Наши адвокаты подготивили апелляцию в высшую судебную инстанцию страны - Верховный суд. Им предстояло убедить судей, что в данном случае нарушены конституционные права граждан. Решения Верховного суда объявлялись обычно по понедельникам, и на протяжении всех первых месяцев нового, 1950 года в этот день мы с Бетт засиживались допоздна, чтобы не пропустить утреннего выпуска "Нью-Йорк таймс".

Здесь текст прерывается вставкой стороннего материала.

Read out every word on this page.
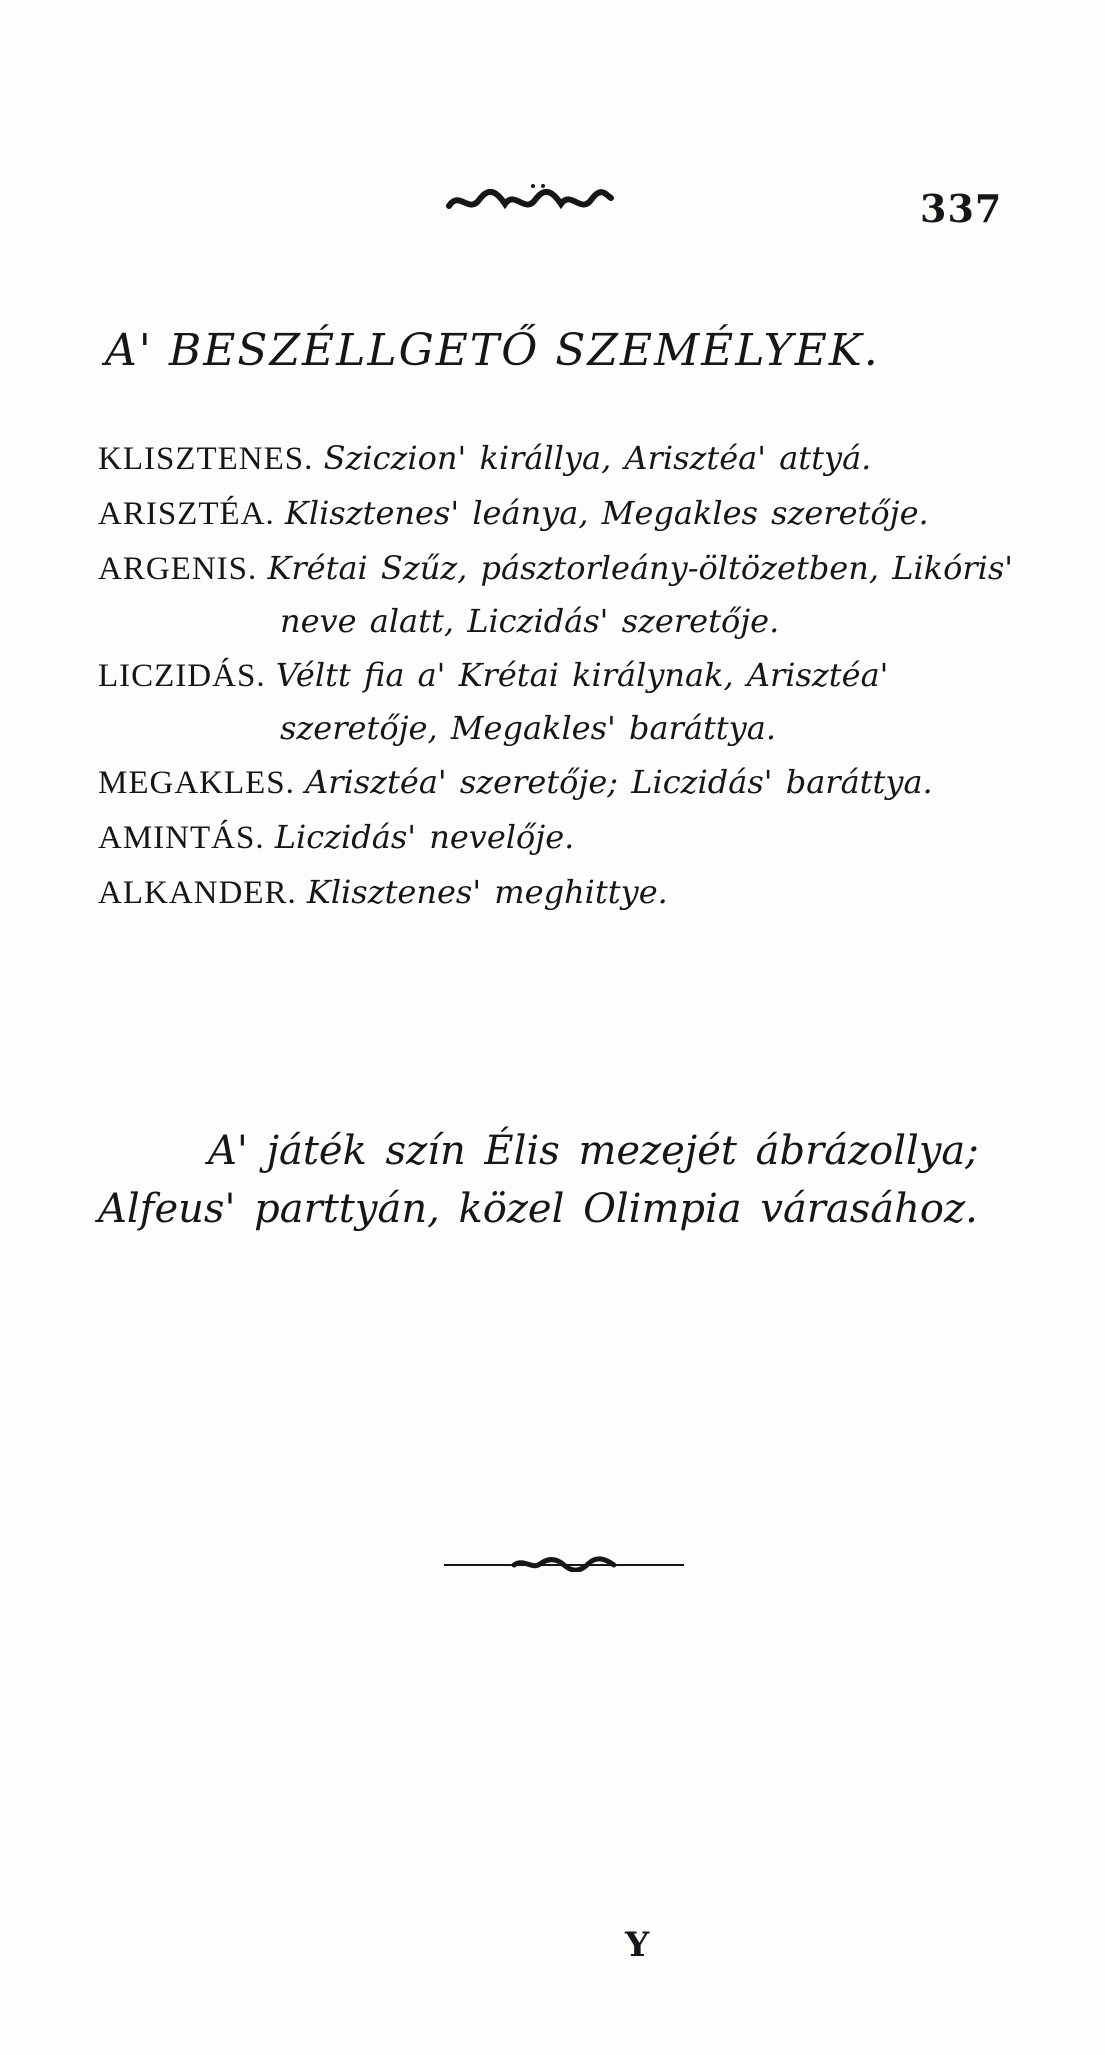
337
A' BESZÉLLGETŐ SZEMÉLYEK.
KLISZTENES. Sziczion' királlya, Arisztéa' attyá.
ARISZTÉA. Klisztenes' leánya, Megakles szeretője.
ARGENIS. Krétai Szűz, pásztorleány-öltözetben, Likóris' neve alatt, Liczidás' szeretője.
LICZIDÁS. Véltt fia a' Krétai királynak, Arisztéa' szeretője, Megakles' baráttya.
MEGAKLES. Arisztéa' szeretője; Liczidás' baráttya.
AMINTÁS. Liczidás' nevelője.
ALKANDER. Klisztenes' meghittye.
A' játék szín Élis mezejét ábrázollya; Alfeus' parttyán, közel Olimpia várasához.
Y
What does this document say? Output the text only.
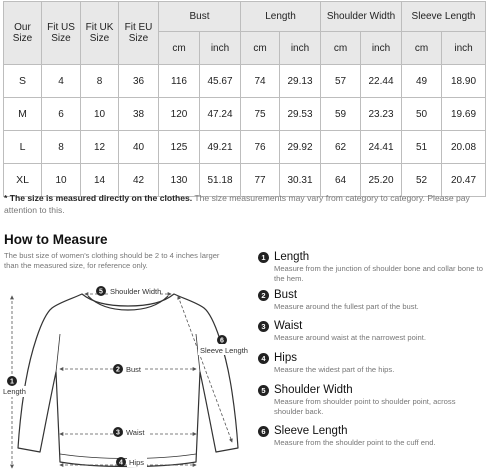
Our Size	Fit US Size	Fit UK Size	Fit EU Size	Bust		Length		Shoulder Width		Sleeve Length	
				cm	inch	cm	inch	cm	inch	cm	inch
S	4	8	36	116	45.67	74	29.13	57	22.44	49	18.90
M	6	10	38	120	47.24	75	29.53	59	23.23	50	19.69
L	8	12	40	125	49.21	76	29.92	62	24.41	51	20.08
XL	10	14	42	130	51.18	77	30.31	64	25.20	52	20.47
* The size is measured directly on the clothes. The size measurements may vary from category to category. Please pay attention to this.
How to Measure
The bust size of women's clothing should be 2 to 4 inches larger than the measured size, for reference only.
5 Shoulder Width
6
Sleeve Length
2 Bust
1
Length
3 Waist
4 Hips
1 Length
Measure from the junction of shoulder bone and collar bone to the hem.
2 Bust
Measure around the fullest part of the bust.
3 Waist
Measure around waist at the narrowest point.
4 Hips
Measure the widest part of the hips.
5 Shoulder Width
Measure from shoulder point to shoulder point, across shoulder back.
6 Sleeve Length
Measure from the shoulder point to the cuff end.
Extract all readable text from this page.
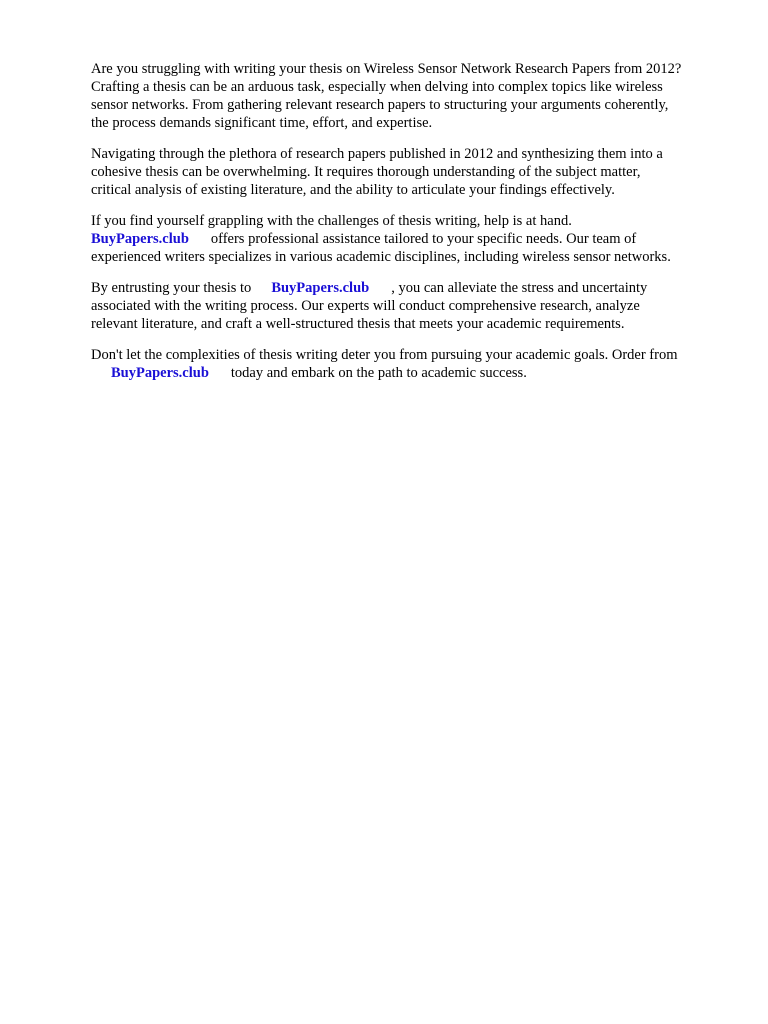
Are you struggling with writing your thesis on Wireless Sensor Network Research Papers from 2012?
Crafting a thesis can be an arduous task, especially when delving into complex topics like wireless
sensor networks. From gathering relevant research papers to structuring your arguments coherently,
the process demands significant time, effort, and expertise.

Navigating through the plethora of research papers published in 2012 and synthesizing them into a
cohesive thesis can be overwhelming. It requires thorough understanding of the subject matter,
critical analysis of existing literature, and the ability to articulate your findings effectively.

If you find yourself grappling with the challenges of thesis writing, help is at hand.
BuyPapers.club offers professional assistance tailored to your specific needs. Our team of
experienced writers specializes in various academic disciplines, including wireless sensor networks.

By entrusting your thesis to BuyPapers.club , you can alleviate the stress and uncertainty
associated with the writing process. Our experts will conduct comprehensive research, analyze
relevant literature, and craft a well-structured thesis that meets your academic requirements.

Don't let the complexities of thesis writing deter you from pursuing your academic goals. Order from
BuyPapers.club today and embark on the path to academic success.
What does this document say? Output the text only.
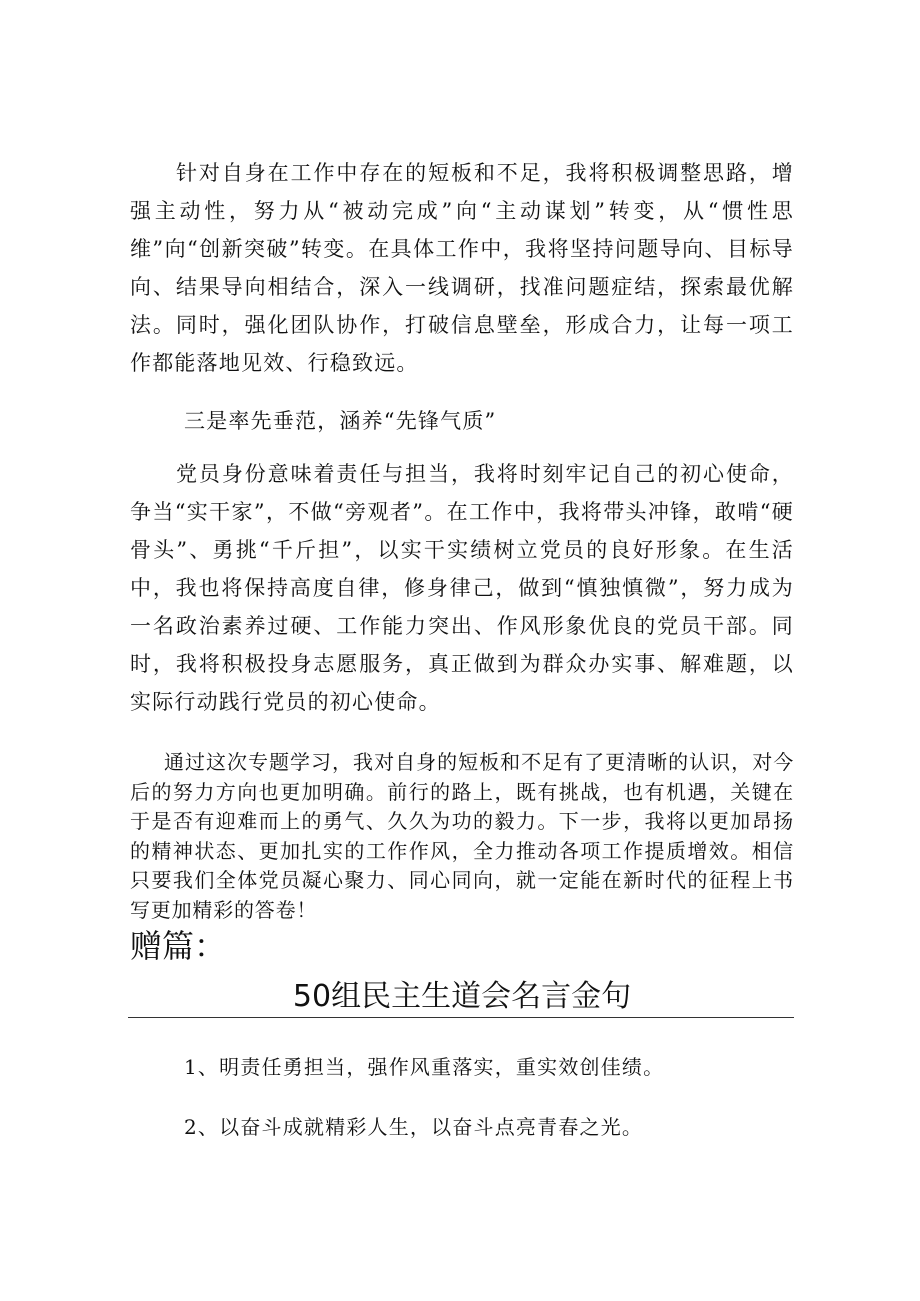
针对自身在工作中存在的短板和不足，我将积极调整思路，增强主动性，努力从“被动完成”向“主动谋划”转变，从“惯性思维”向“创新突破”转变。在具体工作中，我将坚持问题导向、目标导向、结果导向相结合，深入一线调研，找准问题症结，探索最优解法。同时，强化团队协作，打破信息壁垒，形成合力，让每一项工作都能落地见效、行稳致远。

三是率先垂范，涵养“先锋气质”

党员身份意味着责任与担当，我将时刻牢记自己的初心使命，争当“实干家”，不做“旁观者”。在工作中，我将带头冲锋，敢啃“硬骨头”、勇挑“千斤担”，以实干实绩树立党员的良好形象。在生活中，我也将保持高度自律，修身律己，做到“慎独慎微”，努力成为一名政治素养过硬、工作能力突出、作风形象优良的党员干部。同时，我将积极投身志愿服务，真正做到为群众办实事、解难题，以实际行动践行党员的初心使命。

通过这次专题学习，我对自身的短板和不足有了更清晰的认识，对今后的努力方向也更加明确。前行的路上，既有挑战，也有机遇，关键在于是否有迎难而上的勇气、久久为功的毅力。下一步，我将以更加昂扬的精神状态、更加扎实的工作作风，全力推动各项工作提质增效。相信只要我们全体党员凝心聚力、同心同向，就一定能在新时代的征程上书写更加精彩的答卷！

赠篇：

50组民主生道会名言金句

1、明责任勇担当，强作风重落实，重实效创佳绩。

2、以奋斗成就精彩人生，以奋斗点亮青春之光。
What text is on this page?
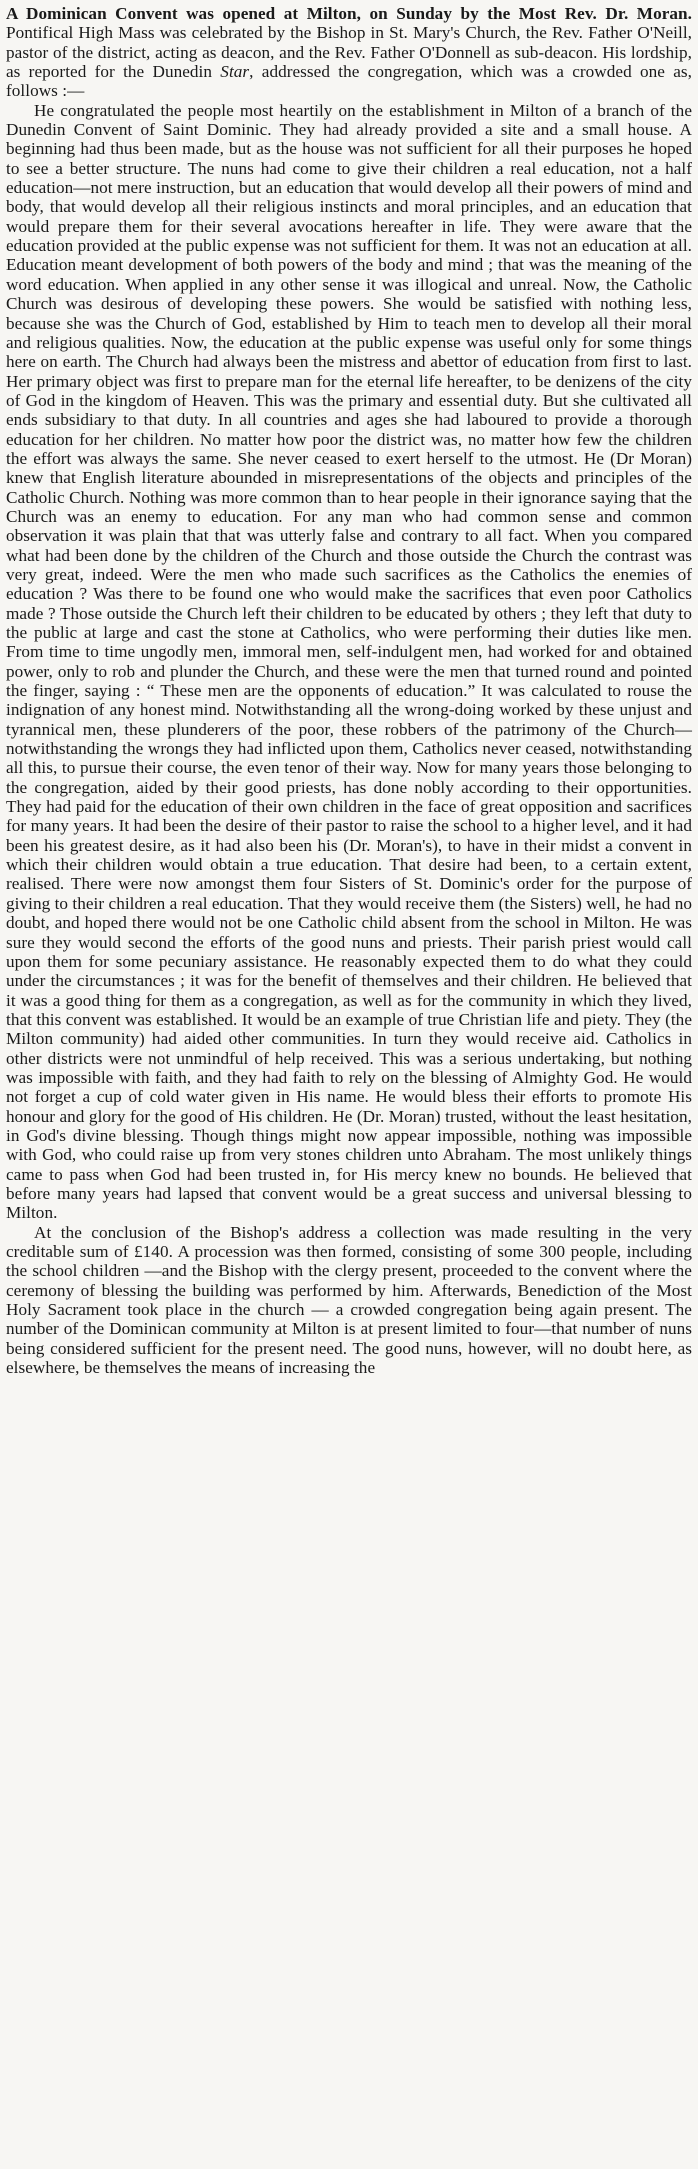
A Dominican Convent was opened at Milton, on Sunday by the Most Rev. Dr. Moran. Pontifical High Mass was celebrated by the Bishop in St. Mary's Church, the Rev. Father O'Neill, pastor of the district, acting as deacon, and the Rev. Father O'Donnell as sub-deacon. His lordship, as reported for the Dunedin Star, addressed the congregation, which was a crowded one as, follows :—

He congratulated the people most heartily on the establishment in Milton of a branch of the Dunedin Convent of Saint Dominic. They had already provided a site and a small house. A beginning had thus been made, but as the house was not sufficient for all their purposes he hoped to see a better structure. The nuns had come to give their children a real education, not a half education—not mere instruction, but an education that would develop all their powers of mind and body, that would develop all their religious instincts and moral principles, and an education that would prepare them for their several avocations hereafter in life. They were aware that the education provided at the public expense was not sufficient for them. It was not an education at all. Education meant development of both powers of the body and mind ; that was the meaning of the word education. When applied in any other sense it was illogical and unreal. Now, the Catholic Church was desirous of developing these powers. She would be satisfied with nothing less, because she was the Church of God, established by Him to teach men to develop all their moral and religious qualities. Now, the education at the public expense was useful only for some things here on earth. The Church had always been the mistress and abettor of education from first to last. Her primary object was first to prepare man for the eternal life hereafter, to be denizens of the city of God in the kingdom of Heaven. This was the primary and essential duty. But she cultivated all ends subsidiary to that duty. In all countries and ages she had laboured to provide a thorough education for her children. No matter how poor the district was, no matter how few the children the effort was always the same. She never ceased to exert herself to the utmost. He (Dr Moran) knew that English literature abounded in misrepresentations of the objects and principles of the Catholic Church. Nothing was more common than to hear people in their ignorance saying that the Church was an enemy to education. For any man who had common sense and common observation it was plain that that was utterly false and contrary to all fact. When you compared what had been done by the children of the Church and those outside the Church the contrast was very great, indeed. Were the men who made such sacrifices as the Catholics the enemies of education ? Was there to be found one who would make the sacrifices that even poor Catholics made ? Those outside the Church left their children to be educated by others ; they left that duty to the public at large and cast the stone at Catholics, who were performing their duties like men. From time to time ungodly men, immoral men, self-indulgent men, had worked for and obtained power, only to rob and plunder the Church, and these were the men that turned round and pointed the finger, saying : “ These men are the opponents of education.” It was calculated to rouse the indignation of any honest mind. Notwithstanding all the wrong-doing worked by these unjust and tyrannical men, these plunderers of the poor, these robbers of the patrimony of the Church—notwithstanding the wrongs they had inflicted upon them, Catholics never ceased, notwithstanding all this, to pursue their course, the even tenor of their way. Now for many years those belonging to the congregation, aided by their good priests, has done nobly according to their opportunities. They had paid for the education of their own children in the face of great opposition and sacrifices for many years. It had been the desire of their pastor to raise the school to a higher level, and it had been his greatest desire, as it had also been his (Dr. Moran's), to have in their midst a convent in which their children would obtain a true education. That desire had been, to a certain extent, realised. There were now amongst them four Sisters of St. Dominic's order for the purpose of giving to their children a real education. That they would receive them (the Sisters) well, he had no doubt, and hoped there would not be one Catholic child absent from the school in Milton. He was sure they would second the efforts of the good nuns and priests. Their parish priest would call upon them for some pecuniary assistance. He reasonably expected them to do what they could under the circumstances ; it was for the benefit of themselves and their children. He believed that it was a good thing for them as a congregation, as well as for the community in which they lived, that this convent was established. It would be an example of true Christian life and piety. They (the Milton community) had aided other communities. In turn they would receive aid. Catholics in other districts were not unmindful of help received. This was a serious undertaking, but nothing was impossible with faith, and they had faith to rely on the blessing of Almighty God. He would not forget a cup of cold water given in His name. He would bless their efforts to promote His honour and glory for the good of His children. He (Dr. Moran) trusted, without the least hesitation, in God's divine blessing. Though things might now appear impossible, nothing was impossible with God, who could raise up from very stones children unto Abraham. The most unlikely things came to pass when God had been trusted in, for His mercy knew no bounds. He believed that before many years had lapsed that convent would be a great success and universal blessing to Milton.

At the conclusion of the Bishop's address a collection was made resulting in the very creditable sum of £140. A procession was then formed, consisting of some 300 people, including the school children —and the Bishop with the clergy present, proceeded to the convent where the ceremony of blessing the building was performed by him. Afterwards, Benediction of the Most Holy Sacrament took place in the church — a crowded congregation being again present. The number of the Dominican community at Milton is at present limited to four—that number of nuns being considered sufficient for the present need. The good nuns, however, will no doubt here, as elsewhere, be themselves the means of increasing the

Напрасные, как выяснилось, были хлопоты. В понедельник 5 июня раздался звонок из Вашингтона: наш запрос отклонен. Седьмого мне надлежит быть в Вашингтоне, где меня препроводят в тюрьму.
В оставшиеся три дня нужно было переделать кучу дел, тем более что теперь я был совершенно не уверен в том, что выйду на свободу через три месяца; времена такие, что, может, и вообще не выйду.
Утром в среду, когда все еще спали, я выскользнул из дома, схватил такси и отправился на Пенсильванский вокзал. В поезде встретился с двумя товарищами по несчастью. Остальные были уже в Вашингтоне. Наши адвокаты подготовили еще одну, последнюю апелляцию, но судья Кич отказался рассматривать ее.